Ken Davis, Reach Out and Read Colorado Board Member, was recently featured in an edition of The Ascent, an e-resource from the Western Colorado Leadership Group that delivers timely, targeted news each month–news about population health, payment reform and the people working to pursue better care, lower costs and a healthier community.
Ken Davis, PA-C, is executive director of the Northwest Colorado Community Health Partnership, the network of community and safety net organizations, health care providers and government agencies in Grand, Jackson, Moffat, Rio Blanco and Routt counties.
NCCHP is a nonprofit that works with local organizations to ensure residents have access to programs and services they need to be their healthiest self. It supports efforts to identify gaps in service, and then works to create community-wide efficiencies and reduce duplication, collaborating with health and wellness partners, collecting and leveraging regional data to support decision making, and advancing community-driven solutions.
The Ascent: You are a community leader in the Accountable Health Community Model. How does that align with NCCHP’s goals?
Davis : First and foremost, after working with underserved populations as a physician assistant and now serving in a community leader role representing the Health Partnership, I’m on the front lines, and I see how broken and fragmented our system is and how that impacts the individual’s ability to achieve health and wellness. I’m convinced our greatest hope for improved health happens through partnerships. That’s the greatest strength of the AHCM, in my mind. It moves us to work in greater collaboration between all sectors in a community.

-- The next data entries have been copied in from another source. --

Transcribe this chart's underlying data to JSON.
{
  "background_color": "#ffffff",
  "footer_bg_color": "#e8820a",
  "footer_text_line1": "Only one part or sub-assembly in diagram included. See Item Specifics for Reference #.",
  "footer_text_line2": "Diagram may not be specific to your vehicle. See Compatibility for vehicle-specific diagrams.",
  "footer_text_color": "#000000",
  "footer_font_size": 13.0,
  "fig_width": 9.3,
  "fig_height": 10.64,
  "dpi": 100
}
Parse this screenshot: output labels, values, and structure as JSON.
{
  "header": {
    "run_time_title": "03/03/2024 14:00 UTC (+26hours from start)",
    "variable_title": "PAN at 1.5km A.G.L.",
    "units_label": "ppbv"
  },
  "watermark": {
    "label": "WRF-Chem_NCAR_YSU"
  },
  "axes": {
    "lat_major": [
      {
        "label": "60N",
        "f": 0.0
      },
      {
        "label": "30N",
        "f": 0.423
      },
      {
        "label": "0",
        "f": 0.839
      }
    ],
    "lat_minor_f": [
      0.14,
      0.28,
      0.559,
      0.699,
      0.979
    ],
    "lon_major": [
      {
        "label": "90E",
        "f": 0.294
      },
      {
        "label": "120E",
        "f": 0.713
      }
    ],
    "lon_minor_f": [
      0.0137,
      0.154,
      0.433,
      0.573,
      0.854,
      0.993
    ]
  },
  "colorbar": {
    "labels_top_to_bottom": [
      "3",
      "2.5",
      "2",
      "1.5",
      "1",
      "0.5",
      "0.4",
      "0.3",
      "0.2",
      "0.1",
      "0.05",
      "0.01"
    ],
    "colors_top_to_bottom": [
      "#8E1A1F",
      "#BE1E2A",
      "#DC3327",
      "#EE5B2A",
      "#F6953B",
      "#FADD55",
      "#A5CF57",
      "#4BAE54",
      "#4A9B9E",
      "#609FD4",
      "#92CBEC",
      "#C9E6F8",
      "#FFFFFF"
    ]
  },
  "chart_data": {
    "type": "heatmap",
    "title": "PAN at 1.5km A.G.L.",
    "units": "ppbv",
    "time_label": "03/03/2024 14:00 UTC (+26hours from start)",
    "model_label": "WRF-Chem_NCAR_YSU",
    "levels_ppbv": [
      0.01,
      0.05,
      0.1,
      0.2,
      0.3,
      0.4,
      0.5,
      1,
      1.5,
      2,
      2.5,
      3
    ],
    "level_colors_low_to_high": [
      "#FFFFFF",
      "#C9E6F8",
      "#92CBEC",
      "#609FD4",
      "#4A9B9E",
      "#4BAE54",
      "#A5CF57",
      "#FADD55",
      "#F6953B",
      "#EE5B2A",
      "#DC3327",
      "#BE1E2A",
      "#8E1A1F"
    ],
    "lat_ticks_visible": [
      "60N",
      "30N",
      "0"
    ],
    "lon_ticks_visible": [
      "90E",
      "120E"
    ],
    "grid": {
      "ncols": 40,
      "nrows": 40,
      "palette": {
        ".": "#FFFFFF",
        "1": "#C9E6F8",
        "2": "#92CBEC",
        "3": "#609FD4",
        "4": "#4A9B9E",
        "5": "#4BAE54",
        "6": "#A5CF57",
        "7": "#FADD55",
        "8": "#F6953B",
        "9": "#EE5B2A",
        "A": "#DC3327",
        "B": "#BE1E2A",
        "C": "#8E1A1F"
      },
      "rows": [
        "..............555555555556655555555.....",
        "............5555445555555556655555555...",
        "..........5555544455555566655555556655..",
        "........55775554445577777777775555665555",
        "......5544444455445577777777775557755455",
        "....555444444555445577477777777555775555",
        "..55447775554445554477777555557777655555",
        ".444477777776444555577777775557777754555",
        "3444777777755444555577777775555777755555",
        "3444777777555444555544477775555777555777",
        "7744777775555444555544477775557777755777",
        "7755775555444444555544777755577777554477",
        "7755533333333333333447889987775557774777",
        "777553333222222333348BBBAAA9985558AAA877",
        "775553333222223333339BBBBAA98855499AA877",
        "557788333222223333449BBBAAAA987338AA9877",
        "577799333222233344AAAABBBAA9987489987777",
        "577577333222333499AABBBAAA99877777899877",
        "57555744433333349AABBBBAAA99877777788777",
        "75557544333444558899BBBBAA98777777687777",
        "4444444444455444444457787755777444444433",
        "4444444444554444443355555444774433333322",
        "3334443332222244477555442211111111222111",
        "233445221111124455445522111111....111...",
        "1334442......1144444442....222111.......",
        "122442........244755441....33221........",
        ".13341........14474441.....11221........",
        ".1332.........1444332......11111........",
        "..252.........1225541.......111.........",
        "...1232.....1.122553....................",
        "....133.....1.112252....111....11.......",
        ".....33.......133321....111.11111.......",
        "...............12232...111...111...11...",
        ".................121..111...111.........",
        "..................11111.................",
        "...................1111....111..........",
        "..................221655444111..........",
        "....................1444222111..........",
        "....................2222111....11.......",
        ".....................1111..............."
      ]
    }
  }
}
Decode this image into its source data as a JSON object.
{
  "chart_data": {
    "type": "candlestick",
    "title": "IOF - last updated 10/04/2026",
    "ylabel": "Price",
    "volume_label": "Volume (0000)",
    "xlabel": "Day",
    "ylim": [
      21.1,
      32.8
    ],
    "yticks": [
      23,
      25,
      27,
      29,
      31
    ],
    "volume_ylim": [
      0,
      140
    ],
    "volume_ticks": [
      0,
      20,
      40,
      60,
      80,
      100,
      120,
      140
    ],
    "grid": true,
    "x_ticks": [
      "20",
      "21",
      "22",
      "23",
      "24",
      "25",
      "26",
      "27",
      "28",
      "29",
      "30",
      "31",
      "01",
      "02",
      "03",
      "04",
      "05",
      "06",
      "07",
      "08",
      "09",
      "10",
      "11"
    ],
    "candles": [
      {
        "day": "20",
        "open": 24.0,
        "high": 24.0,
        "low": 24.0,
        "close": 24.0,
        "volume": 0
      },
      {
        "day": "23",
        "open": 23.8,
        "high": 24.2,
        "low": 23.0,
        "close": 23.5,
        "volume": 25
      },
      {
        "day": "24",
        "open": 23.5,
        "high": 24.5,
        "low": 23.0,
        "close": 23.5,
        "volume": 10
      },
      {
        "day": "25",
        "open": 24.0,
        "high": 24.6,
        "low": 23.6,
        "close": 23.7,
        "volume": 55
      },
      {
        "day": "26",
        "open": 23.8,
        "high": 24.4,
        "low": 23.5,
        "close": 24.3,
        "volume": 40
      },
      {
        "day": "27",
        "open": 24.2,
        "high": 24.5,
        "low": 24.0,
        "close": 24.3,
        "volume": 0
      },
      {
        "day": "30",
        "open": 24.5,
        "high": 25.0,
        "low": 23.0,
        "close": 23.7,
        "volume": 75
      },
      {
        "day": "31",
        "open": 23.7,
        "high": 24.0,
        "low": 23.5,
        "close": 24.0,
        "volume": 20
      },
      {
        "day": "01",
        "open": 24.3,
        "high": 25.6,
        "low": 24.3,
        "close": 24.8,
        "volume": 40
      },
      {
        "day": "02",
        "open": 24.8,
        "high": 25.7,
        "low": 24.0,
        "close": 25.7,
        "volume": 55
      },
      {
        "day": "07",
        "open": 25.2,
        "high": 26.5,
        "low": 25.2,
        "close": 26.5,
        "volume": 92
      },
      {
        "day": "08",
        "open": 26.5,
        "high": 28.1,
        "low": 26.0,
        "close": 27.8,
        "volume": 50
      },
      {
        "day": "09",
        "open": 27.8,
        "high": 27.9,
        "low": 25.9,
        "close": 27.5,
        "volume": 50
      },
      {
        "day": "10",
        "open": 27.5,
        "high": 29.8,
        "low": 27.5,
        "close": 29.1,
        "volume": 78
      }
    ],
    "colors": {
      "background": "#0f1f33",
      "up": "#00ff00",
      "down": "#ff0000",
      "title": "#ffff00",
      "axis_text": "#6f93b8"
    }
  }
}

The Ascent: How does screening for social determinants of health as part of the AHCM align with that vision?
Davis : We acutely understand that an individual’s health outcomes are at most 20 percent attributable to clinical care, and the remaining influences on health outcomes rely on the environment in which we live, genetics and the behaviors that help us to thrive. Screening strengthens the linkage between clinical and community supports. These screenings will also help us collect data and identify the most common social health needs for the various communities we serve so we can tailor our approach.
For example, at our last AHCM Advisory Committee meeting, we talked about food insecurity and how it’s been identified as an issue among multiple partners sitting at the table—and that started some juices flowing around addressing it. We’ve continued to share emails and we’ve agreed to reach out to Hunger Free Colorado to go after a grant to help us better screen for this. I see great energy and synergy developing around that issue in the near term.
The Ascent: What are the next steps regarding screening for social determinants of health?
Davis : We are identifying clinical champions for piloting the AHCM screening tool for social determinants of health. We are very excited to host the regional AHCM meeting in Craig, Colo. on May 9, and we look forward to the next steps and deeper partnerships that arise from that meeting. Ultimately, I see the Health Partnership helping to support community-wide transformation, using a model that shapes the entire community fabric in ways that make it easier for all residents to live a healthier and happier life.